A blefarite engloba duas entidades distintas. A blefarite anterior afeta a parte externa das pálpebras, onde nascem os cílios — é principalmente de origem bacteriana (Staphylococcus aureus, S. epidermidis) ou associada a uma dermatite seborreica, com formação de escamas e crostas ciliais. A blefarite posterior (disfunção das glândulas de Meibomius) afeta a parte interna em contacto com o olho, manifesta-se através de secreções lipídicas espessas e provoca secura ocular crónica. Ambos os tipos podem coexistir. A rosácea ocular é um fator de risco frequentemente subestimado nas blefarites posteriores graves.
Pouco conhecida do público em geral, a infestação por demodex (Demodex folliculorum e D. brevis) é hoje reconhecida como uma das principais causas de blefarites crónicas resistentes aos tratamentos convencionais. Estes ácaros microscópicos proliferam nos folículos ciliares e nas glândulas de Meibomius, provocando uma reação inflamatória mecânica e imunitária. Estudos recentes estimam que 50 a 80 % das blefarites crónicas estão associadas a uma sobreinfecção por demodex. O mel de manuka (UMF ≥ 10, MGO ≥ 263) apresenta uma atividade anti-demodex comprovada através do seu metilglioxal, e as fórmulas oftálmicas com manuka diluído (1-2 %) são utilizadas nos protocolos de limpeza palpebral anti-demodex.

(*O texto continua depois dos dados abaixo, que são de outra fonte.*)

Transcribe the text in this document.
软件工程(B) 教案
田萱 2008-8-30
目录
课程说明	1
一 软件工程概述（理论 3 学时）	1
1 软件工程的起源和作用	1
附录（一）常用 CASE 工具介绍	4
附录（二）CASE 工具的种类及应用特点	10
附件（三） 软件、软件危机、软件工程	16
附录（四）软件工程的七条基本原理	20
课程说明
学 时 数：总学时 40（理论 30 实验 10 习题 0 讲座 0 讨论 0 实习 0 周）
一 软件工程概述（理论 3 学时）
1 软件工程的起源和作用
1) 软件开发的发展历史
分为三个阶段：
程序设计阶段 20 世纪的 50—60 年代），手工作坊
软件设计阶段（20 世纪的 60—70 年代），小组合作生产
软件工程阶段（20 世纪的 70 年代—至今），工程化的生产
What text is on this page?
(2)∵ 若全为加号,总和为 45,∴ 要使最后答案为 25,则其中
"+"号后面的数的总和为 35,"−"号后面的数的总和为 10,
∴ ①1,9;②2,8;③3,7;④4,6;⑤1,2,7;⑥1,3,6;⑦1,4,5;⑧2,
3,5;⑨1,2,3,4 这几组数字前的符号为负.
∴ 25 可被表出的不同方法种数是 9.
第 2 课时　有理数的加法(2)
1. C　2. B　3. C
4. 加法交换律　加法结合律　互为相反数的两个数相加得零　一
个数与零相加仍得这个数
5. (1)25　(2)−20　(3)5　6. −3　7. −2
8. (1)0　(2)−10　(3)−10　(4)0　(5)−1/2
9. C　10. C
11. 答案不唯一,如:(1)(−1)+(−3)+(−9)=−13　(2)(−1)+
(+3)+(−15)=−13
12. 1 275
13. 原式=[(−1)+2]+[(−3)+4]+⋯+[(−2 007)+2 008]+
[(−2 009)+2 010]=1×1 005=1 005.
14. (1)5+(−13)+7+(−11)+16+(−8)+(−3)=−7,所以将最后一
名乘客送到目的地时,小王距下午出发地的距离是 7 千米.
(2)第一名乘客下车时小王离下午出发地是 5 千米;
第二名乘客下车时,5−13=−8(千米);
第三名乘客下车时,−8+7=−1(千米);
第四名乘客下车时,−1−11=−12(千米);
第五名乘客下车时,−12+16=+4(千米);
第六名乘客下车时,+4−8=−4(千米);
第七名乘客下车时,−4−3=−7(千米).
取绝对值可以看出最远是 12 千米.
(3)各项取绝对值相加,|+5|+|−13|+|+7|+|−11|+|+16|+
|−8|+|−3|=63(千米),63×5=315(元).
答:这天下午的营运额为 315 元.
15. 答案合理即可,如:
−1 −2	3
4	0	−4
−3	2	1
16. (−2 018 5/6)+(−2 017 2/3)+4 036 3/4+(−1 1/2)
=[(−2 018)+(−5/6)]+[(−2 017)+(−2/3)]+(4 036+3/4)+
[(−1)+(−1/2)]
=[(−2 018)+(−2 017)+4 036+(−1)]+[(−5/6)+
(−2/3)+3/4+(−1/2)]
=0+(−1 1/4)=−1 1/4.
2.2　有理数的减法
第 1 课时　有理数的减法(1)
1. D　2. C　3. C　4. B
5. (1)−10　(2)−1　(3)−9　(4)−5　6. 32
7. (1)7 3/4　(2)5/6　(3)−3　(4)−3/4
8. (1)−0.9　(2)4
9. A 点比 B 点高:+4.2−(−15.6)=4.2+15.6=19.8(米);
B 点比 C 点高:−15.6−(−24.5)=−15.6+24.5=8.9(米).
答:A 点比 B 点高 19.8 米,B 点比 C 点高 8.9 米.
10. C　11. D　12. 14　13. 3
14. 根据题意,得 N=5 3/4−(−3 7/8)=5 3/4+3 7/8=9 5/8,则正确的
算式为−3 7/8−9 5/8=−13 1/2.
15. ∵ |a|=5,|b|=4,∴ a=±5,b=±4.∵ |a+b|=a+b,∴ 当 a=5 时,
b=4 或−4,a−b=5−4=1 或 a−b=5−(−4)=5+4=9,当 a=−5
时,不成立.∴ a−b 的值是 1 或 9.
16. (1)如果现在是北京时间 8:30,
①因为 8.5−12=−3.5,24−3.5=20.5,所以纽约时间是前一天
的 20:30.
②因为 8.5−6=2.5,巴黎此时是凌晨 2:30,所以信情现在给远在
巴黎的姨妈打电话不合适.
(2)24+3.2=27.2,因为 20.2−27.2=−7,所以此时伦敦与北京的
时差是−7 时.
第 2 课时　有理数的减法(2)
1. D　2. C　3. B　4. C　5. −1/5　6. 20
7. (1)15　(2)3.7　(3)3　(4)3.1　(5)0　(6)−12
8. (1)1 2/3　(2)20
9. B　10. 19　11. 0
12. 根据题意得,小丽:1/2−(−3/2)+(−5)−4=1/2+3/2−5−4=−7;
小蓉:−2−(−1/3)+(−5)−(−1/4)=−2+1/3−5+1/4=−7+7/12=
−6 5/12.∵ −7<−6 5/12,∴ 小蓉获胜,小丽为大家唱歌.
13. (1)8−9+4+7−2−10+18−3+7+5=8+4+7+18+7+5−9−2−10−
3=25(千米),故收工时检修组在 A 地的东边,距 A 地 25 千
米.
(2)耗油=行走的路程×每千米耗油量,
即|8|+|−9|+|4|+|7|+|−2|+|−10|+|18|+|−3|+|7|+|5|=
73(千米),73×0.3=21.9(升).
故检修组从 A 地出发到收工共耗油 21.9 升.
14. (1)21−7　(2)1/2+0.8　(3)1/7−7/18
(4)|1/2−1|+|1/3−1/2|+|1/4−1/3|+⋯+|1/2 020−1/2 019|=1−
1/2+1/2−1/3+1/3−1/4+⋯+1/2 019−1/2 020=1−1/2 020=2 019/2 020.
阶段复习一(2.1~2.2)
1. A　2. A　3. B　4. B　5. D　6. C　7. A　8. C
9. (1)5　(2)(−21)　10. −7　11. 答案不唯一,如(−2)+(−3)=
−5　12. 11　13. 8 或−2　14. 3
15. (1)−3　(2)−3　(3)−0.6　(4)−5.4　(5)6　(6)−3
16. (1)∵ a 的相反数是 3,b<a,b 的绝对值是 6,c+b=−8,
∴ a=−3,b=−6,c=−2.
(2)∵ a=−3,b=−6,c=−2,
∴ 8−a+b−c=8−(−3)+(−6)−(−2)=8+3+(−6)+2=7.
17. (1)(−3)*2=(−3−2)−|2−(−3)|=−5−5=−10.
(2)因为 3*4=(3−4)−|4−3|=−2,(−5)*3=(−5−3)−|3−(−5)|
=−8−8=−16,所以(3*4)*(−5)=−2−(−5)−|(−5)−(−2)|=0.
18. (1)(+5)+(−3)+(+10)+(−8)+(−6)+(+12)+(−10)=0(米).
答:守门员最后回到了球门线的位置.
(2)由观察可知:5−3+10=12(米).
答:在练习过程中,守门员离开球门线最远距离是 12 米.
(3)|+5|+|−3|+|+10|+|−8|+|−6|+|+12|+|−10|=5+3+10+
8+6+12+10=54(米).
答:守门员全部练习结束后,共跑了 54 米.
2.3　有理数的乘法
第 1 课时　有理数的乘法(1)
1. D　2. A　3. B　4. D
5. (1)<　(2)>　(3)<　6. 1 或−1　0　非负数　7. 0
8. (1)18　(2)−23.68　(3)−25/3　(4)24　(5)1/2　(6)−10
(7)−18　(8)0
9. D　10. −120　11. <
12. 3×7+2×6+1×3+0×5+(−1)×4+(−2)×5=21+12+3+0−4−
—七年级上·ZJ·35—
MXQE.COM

O óleo essencial de lavanda verdadeira (linalol ≥ 25 %) é antibacteriano contra S. aureus e S. epidermidis e inibe a produção da PGE2 pró-inflamatória. Numa concentração de 0,5-1 % numa solução de limpeza palpebral sem enxaguamento, complementa a higiene mecânica com um perfil de tolerância cutânea superior ao dos antissépticos químicos. O hidrolato de centáurea (Centaurea cyanus, destilado puro, pH 4,5-5) é compatível com o microbioma ocular e os seus flavonóides exercem uma ação anti-edematosa e adstringente suave nos bordos palpebrais inflamados e descamados.
A higiene palpebral diária é o pilar do tratamento da blefarite crónica, devendo ser mantida mesmo em períodos de remissão. A sequência ideal: compressa quente húmida (42-45 °C, 5-10 minutos) para amolecer as secreções, massagem suave das bordas livres para esvaziar as glândulas de Meibomius e, em seguida, limpeza com um produto oftalmicamente compatível. Para pálpebras sensíveis, são preferíveis toalhitas palpebrais estéreis sem conservantes. Em caso de secura ocular associada, as lágrimas artificiais em monodoses aliviam os olhos secos e melhoram o conforto geral.
A suplementação com ómega-3 DHA/EPA (1 a 3 g/dia) melhora a composição lipídica das secreções das glândulas de Meibomius — um sebo palpebral mais fluido reduz a estagnação e a obstrução das glândulas. Um estudo clínico (Oleñik et al., 2014) demonstra uma redução significativa dos sintomas de blefarite posterior após 3 meses. O microbioma palpebral saudável — dominado por S. epidermidis comensal e Corynebacterium — protege contra os agentes patogénicos. O seu equilíbrio é perturbado por antissépticos agressivos, maquilhagem não removida e conservantes presentes nas lágrimas artificiais. Uma limpeza suave que preserve este microbioma continua, portanto, a ser preferível a uma higiene excessivamente agressiva.